BRUSSELS, MARCH 1 -- President Reagan, vowing to strengthen the Atlantic Alliance, arrived here today for a NATO summit at which western leaders are expected to call for sharp reductions in Warsaw Pact conventional forces.
Reagan, who was greeted here by Belgian Prime Minister Wilfried Martens and U.S. Secretary of State George P. Shultz, had no arrival statement. But before leaving Washington this morning he stated the principal theme of his visit by declaring, "We will never sacrifice the interests of this partnership in any agreement with the Soviet Union."
U.S. and allied officials said that the NATO leaders would issue a declaration, possibly as early as Wednesday, spelling out alliance objectives for future negotiations on reducing the conventional forces of both sides in Europe. Reagan said in a speech in Washington yesterday that "the serious imbalance of conventional forces in Europe . . . represents an unacceptable threat to the West."
In his departure remarks the president repeatedly stressed the "unwavering commitment" of the United States to the western alliance.
"My Atlantic colleagues and I will rededicate ourselves to maintaining the deterrent that has protected our freedom and prosperity for almost 40 years," Reagan said. "I will repeat to my colleagues my strong conviction that American troops will remain in Europe, under any administration, as long as Europeans want them to stay."
"We can be rightfully proud of these 40 years of peace that our common commitment has brought," the president continued. " . . . We seek nothing less than permanent peace with freedom in Europe and the North Atlantic."
Although the first NATO summit in six years was designed to be a celebration of alliance unity, nagging disagreements over defense strategy were much in evidence on the eve of the two-day meeting.
Diplomats still were struggling here to find language to bridge differences for two joint NATO statements to be issued during the summit.
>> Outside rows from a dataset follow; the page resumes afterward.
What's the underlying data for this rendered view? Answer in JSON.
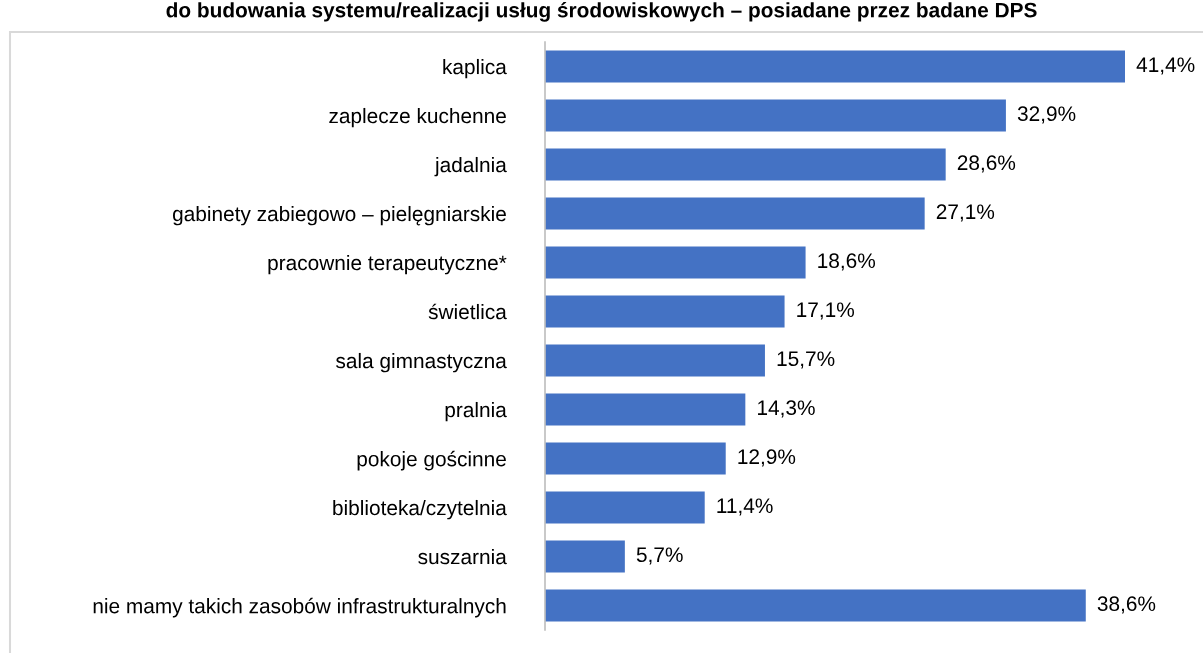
{
  "chart_data": {
    "type": "bar",
    "orientation": "horizontal",
    "title": "do budowania systemu/realizacji usług środowiskowych – posiadane przez badane DPS",
    "categories": [
      "kaplica",
      "zaplecze kuchenne",
      "jadalnia",
      "gabinety zabiegowo – pielęgniarskie",
      "pracownie terapeutyczne*",
      "świetlica",
      "sala gimnastyczna",
      "pralnia",
      "pokoje gościnne",
      "biblioteka/czytelnia",
      "suszarnia",
      "nie mamy takich zasobów infrastrukturalnych"
    ],
    "values": [
      41.4,
      32.9,
      28.6,
      27.1,
      18.6,
      17.1,
      15.7,
      14.3,
      12.9,
      11.4,
      5.7,
      38.6
    ],
    "value_labels": [
      "41,4%",
      "32,9%",
      "28,6%",
      "27,1%",
      "18,6%",
      "17,1%",
      "15,7%",
      "14,3%",
      "12,9%",
      "11,4%",
      "5,7%",
      "38,6%"
    ],
    "color": "#4472c4",
    "grid": false,
    "legend": false,
    "tick_labels": "y"
  }
}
West Germany, with tacit support from the United States, was resisting British pressure for a strongly worded affirmation of the need to modernize European-based nuclear arms to maintain an adequate deterrent, NATO diplomats said.
The Bonn government fears that deployment of new, updated nuclear weapons in West Germany would arouse strong public protests.
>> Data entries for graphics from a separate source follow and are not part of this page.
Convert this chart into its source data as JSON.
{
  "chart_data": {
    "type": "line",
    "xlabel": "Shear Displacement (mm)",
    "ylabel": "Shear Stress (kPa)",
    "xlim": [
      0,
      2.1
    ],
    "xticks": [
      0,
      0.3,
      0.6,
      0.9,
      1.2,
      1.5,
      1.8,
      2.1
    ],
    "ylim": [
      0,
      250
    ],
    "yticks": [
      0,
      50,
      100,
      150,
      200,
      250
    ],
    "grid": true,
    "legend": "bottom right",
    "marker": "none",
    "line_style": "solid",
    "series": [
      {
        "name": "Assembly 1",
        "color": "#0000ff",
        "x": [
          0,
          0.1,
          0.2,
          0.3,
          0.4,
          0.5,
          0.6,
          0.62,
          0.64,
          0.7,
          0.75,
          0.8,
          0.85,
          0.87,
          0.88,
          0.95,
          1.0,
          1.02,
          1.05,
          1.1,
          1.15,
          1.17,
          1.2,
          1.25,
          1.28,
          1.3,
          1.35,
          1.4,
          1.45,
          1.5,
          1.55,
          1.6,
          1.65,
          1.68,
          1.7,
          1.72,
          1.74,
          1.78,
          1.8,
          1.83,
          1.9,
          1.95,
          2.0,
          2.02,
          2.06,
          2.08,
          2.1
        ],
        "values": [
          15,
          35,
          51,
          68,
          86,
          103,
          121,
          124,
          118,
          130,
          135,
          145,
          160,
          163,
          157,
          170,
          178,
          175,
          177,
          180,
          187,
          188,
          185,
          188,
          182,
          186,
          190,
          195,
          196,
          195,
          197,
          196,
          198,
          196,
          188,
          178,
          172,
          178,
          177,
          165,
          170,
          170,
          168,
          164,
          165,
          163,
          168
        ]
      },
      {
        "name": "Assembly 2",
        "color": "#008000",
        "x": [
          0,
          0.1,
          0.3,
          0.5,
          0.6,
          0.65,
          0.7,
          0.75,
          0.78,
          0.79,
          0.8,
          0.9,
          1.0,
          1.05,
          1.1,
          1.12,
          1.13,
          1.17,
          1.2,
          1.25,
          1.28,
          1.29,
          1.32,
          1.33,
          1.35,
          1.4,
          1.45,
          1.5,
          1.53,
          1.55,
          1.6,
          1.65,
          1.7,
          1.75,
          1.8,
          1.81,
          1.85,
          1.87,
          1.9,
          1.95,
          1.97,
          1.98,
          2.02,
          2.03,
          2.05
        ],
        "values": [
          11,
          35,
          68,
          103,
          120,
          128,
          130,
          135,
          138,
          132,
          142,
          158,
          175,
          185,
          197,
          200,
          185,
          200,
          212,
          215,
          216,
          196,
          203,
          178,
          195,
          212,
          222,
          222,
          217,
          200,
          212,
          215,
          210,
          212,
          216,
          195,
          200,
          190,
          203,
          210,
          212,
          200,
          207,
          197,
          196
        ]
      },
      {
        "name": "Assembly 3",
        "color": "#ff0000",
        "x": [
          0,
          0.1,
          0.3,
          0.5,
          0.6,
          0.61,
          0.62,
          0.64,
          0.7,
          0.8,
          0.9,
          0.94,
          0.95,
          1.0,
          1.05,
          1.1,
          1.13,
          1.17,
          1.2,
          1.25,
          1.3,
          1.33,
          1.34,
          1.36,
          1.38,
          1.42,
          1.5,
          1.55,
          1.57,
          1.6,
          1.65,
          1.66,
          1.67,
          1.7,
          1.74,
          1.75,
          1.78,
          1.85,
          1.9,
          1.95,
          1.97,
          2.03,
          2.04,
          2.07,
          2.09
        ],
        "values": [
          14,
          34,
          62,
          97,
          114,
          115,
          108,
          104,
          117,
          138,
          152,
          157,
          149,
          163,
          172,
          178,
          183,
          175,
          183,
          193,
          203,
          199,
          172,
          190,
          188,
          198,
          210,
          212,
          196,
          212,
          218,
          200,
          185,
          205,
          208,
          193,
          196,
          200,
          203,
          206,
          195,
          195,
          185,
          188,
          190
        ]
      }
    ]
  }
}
Efforts to find a consensus were complicated by an apparent split within the French government over the issue, West German and British officials said. The topic was to be handled in a declaration on overall NATO policy to be issued Thursday, at the end of the summit.
Officials predicted that the dispute would be solved by calling for nuclear weapons to be kept up to date, but without making specific comitments or using the politically sensitive word "modernization."
The British are not in a position to force the issue because Reagan agreed with West German Chancellor Helmut Kohl in Washington two weeks ago that there was no immediate need to make modernization decisions, diplomats said.
A display of solidarity is particularly important now, at a time when relations between the United States and the Soviet Union are undergoing major changes, they said. It is important to reaffirm NATO's cohesion following the signing of the Intermediate-range Nuclear Forces (INF) Treaty in December and in advance of the U.S.-Soviet summit in Moscow later this year, they added.
"Every time the United States and the Soviet Union do business, it leads to a certain amount of nervousness and anxiety among the allies," a U.S official said.
One of the few surprises to emerge before the summit was the apparent division between French President Francois Mitterrand and Prime Minister Jacques Chirac over modernization of NATO's short-range nuclear weapons.
Mitterrand, aligning himself with the West Germans, has said in recent days that he opposes deciding now on modernizing such arms.
Chirac, a conservative who governs in an uneasy partnership with the Socialist Mitterrand, was said to be backing the British.
"I think Mr. Mitterrand's statement has caused some surprise, even to his own prime minister, because it is out of line with his own government's policy," British Foreign Secretary Geoffrey Howe said in a radio interview this morning.
Reagan was hoarse from what aides described as a slight cold when he spoke today on the South Lawn of the White House, but spokesman Marlin Fitzwater said the president was "feeling fine" now. "He said he looks forward to this meeting," Fitzwater said. " . . . He said he wants give the allies his sincere assurances and support for the alliance."
However, Reagan told reporters later that "my allergy is still bothering me," and then turned to Shultz and said, "My ears are still stopped up." The president then gave a throaty cough.